这章讨论Storm's reliability capabilities, 如何保证从spout emit出来的所有tuple都被正确的执行(fully processed)?

What does it mean for a message to be "fully processed"?

首先的问题是, 什么叫tuple或message被fully processed? 因为tuple被emit出去后, 可能会被多级bolt处理, 并且bolt也有可能由该tuple生成多组tuples, 所以情况还是比较复杂的
最终由一个tuple trigger(触发)的所有tuples会形成一个树或DAG(有向无环图)

只有当tuple tree上的所有节点都被成功处理的时候, storm才认为该tuple被fully processed
如果tuple tree上任一节点失败或者超时, 都被看作该tuple fail, 失败的tuple会被重发
Storm considers a tuple coming off a spout "fully processed" when the tuple tree has been exhausted and every message in the tree has been processed.
A tuple is considered failed when its tree of messages fails to be fully processed within a specified timeout.
This timeout can be configured on a topology-specific basis using the Config.TOPOLOGY_MESSAGE_TIMEOUT_SECS configuration and defaults to 30 seconds.

 

What happens if a message is fully processed or fails to be fully processed?

该机制是如何实现的?
首先, 所有tuple都有一个唯一标识msgId, 当tuple被emit的时候确定

_collector.emit(new Values("field1", "field2", 3) , msgId);

其次, 看看下面的ISpout接口, 除了获取tuple的nextTuple
还有ack和fail, 当Storm detect到tuple被fully processed, 会调用ack, 如果超时或detect fail, 则调用fail
此处需要注意的是, tuple只有在被产生的那个spout task上可以被ack或fail, 具体原因看后面的实现解释就理解了

a tuple will be acked or failed by the exact same Spout task that created it. So if a Spout is executing as many tasks across the cluster, a tuple won't be acked or failed by a different task than the one that created it.
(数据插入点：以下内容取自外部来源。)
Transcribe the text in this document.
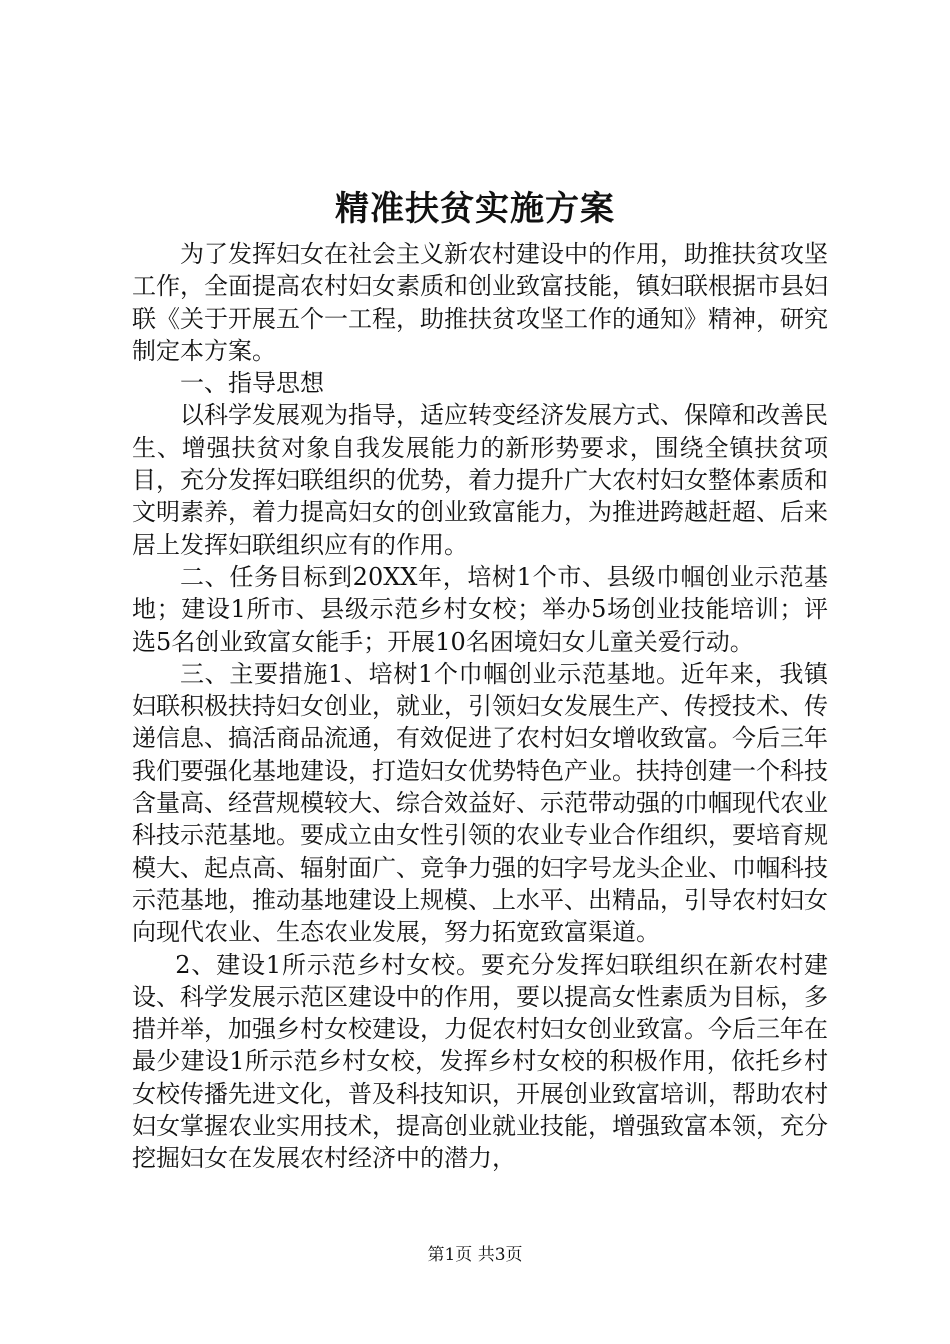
精准扶贫实施方案

为了发挥妇女在社会主义新农村建设中的作用，助推扶贫攻坚工作，全面提高农村妇女素质和创业致富技能，镇妇联根据市县妇联《关于开展五个一工程，助推扶贫攻坚工作的通知》精神，研究制定本方案。

一、指导思想

以科学发展观为指导，适应转变经济发展方式、保障和改善民生、增强扶贫对象自我发展能力的新形势要求，围绕全镇扶贫项目，充分发挥妇联组织的优势，着力提升广大农村妇女整体素质和文明素养，着力提高妇女的创业致富能力，为推进跨越赶超、后来居上发挥妇联组织应有的作用。

二、任务目标到20XX年，培树1个市、县级巾帼创业示范基地；建设1所市、县级示范乡村女校；举办5场创业技能培训；评选5名创业致富女能手；开展10名困境妇女儿童关爱行动。

三、主要措施1、培树1个巾帼创业示范基地。近年来，我镇妇联积极扶持妇女创业，就业，引领妇女发展生产、传授技术、传递信息、搞活商品流通，有效促进了农村妇女增收致富。今后三年我们要强化基地建设，打造妇女优势特色产业。扶持创建一个科技含量高、经营规模较大、综合效益好、示范带动强的巾帼现代农业科技示范基地。要成立由女性引领的农业专业合作组织，要培育规模大、起点高、辐射面广、竞争力强的妇字号龙头企业、巾帼科技示范基地，推动基地建设上规模、上水平、出精品，引导农村妇女向现代农业、生态农业发展，努力拓宽致富渠道。

2、建设1所示范乡村女校。要充分发挥妇联组织在新农村建设、科学发展示范区建设中的作用，要以提高女性素质为目标，多措并举，加强乡村女校建设，力促农村妇女创业致富。今后三年在最少建设1所示范乡村女校，发挥乡村女校的积极作用，依托乡村女校传播先进文化，普及科技知识，开展创业致富培训，帮助农村妇女掌握农业实用技术，提高创业就业技能，增强致富本领，充分挖掘妇女在发展农村经济中的潜力，

第1页 共3页
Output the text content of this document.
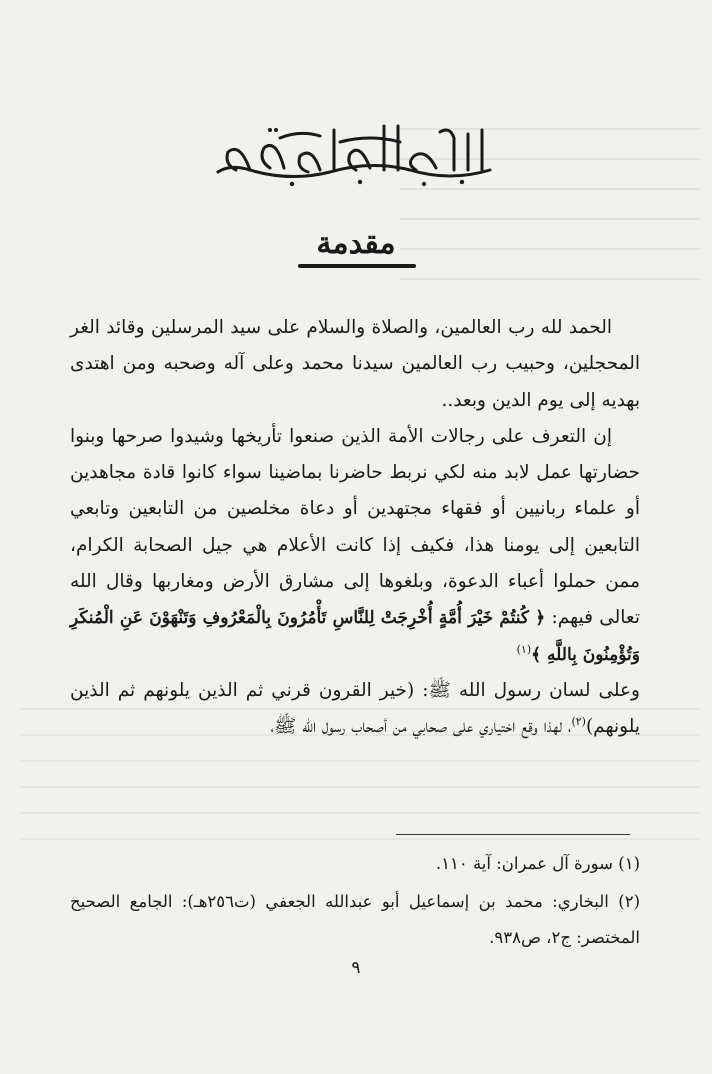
مقدمة

الحمد لله رب العالمين، والصلاة والسلام على سيد المرسلين وقائد الغر المحجلين، وحبيب رب العالمين سيدنا محمد وعلى آله وصحبه ومن اهتدى بهديه إلى يوم الدين وبعد..

إن التعرف على رجالات الأمة الذين صنعوا تأريخها وشيدوا صرحها وبنوا حضارتها عمل لابد منه لكي نربط حاضرنا بماضينا سواء كانوا قادة مجاهدين أو علماء ربانيين أو فقهاء مجتهدين أو دعاة مخلصين من التابعين وتابعي التابعين إلى يومنا هذا، فكيف إذا كانت الأعلام هي جيل الصحابة الكرام، ممن حملوا أعباء الدعوة، وبلغوها إلى مشارق الأرض ومغاربها وقال الله تعالى فيهم: ﴿ كُنتُمْ خَيْرَ أُمَّةٍ أُخْرِجَتْ لِلنَّاسِ تَأْمُرُونَ بِالْمَعْرُوفِ وَتَنْهَوْنَ عَنِ الْمُنكَرِ وَتُؤْمِنُونَ بِاللَّهِ ﴾$^{(١)}$

وعلى لسان رسول الله ﷺ: (خير القرون قرني ثم الذين يلونهم ثم الذين يلونهم)$^{(٢)}$، لهذا وقع اختياري على صحابي من أصحاب رسول الله ﷺ،

(١) سورة آل عمران: آية ١١٠.

(٢) البخاري: محمد بن إسماعيل أبو عبدالله الجعفي (ت٢٥٦هـ): الجامع الصحيح المختصر: ج٢، ص٩٣٨.

٩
public interface ISpout extends Serializable {
    void open(Map conf, TopologyContext context, SpoutOutputCollector collector);
    void close();
    void nextTuple();
    void ack(Object msgId);
    void fail(Object msgId);
}

最后, 在spout怎么实现的, 其实比较简单.
对于Spout queue, get message只是open而不是pop, 并且把tuple状态改为pending, 防止该tuple被多次发送.
一直等到该tuple被ack, 才真正的pop该tuple, 当然该tuple如果fail, 就重新把状态改回初始状态
这也解释, 为什么tuple只能在被emit的spout task被ack或fail, 因为只有这个task的queue里面有该tuple

When KestrelSpout takes a message off the Kestrel queue, it "opens" the message.
This means the message is not actually taken off the queue yet, but instead placed in a "pending" state waiting for acknowledgement that the message is completed.
While in the pending state, a message will not be sent to other consumers of the queue. Additionally, if a client disconnects all pending messages for that client are put back on the queue.

 

What is Storm's reliability API?

前面一直没有说明的一个问题是, storm本身通过什么机制来判断tuple是否成功被fully processed?

要解决这个问题, 可以分为两个问题,
1. 如何知道tuple tree的结构?
2. 如何知道tuple tree上每个节点的运行情况, success或fail?

答案很简单, 你必须告诉它, 如何告诉它?
1. 对于tuple tree的结构, 需要知道每个tuple由哪些tuple产生, 即tree节点间的link
   tree节点间的link称为anchoring. 当每次emit新tuple的时候, 必须显式的通过API建立anchoring

Specifying a link in the tuple tree is called anchoring. Anchoring is done at the same time you emit a new tuple.
Each word tuple is anchored by specifying the input tuple as the first argument to emit.

看下面的代码例子,

_collector.emit(tuple, new Values(word)); 

emit的第一个参数是tuple, 这就是用于建anchoring
当然你也可以直接调用unanchoring的emit版本, 如果不需要保证reliable的话, 这样效率会比较高

_collector.emit(new Values(word));

同时前面说了, 可能一个tuple依赖于多个输入,

An output tuple can be anchored to more than one input tuple.
This is useful when doing streaming joins or aggregations. A multi-anchored tuple failing to be processed will cause multiple tuples to be replayed from the spouts.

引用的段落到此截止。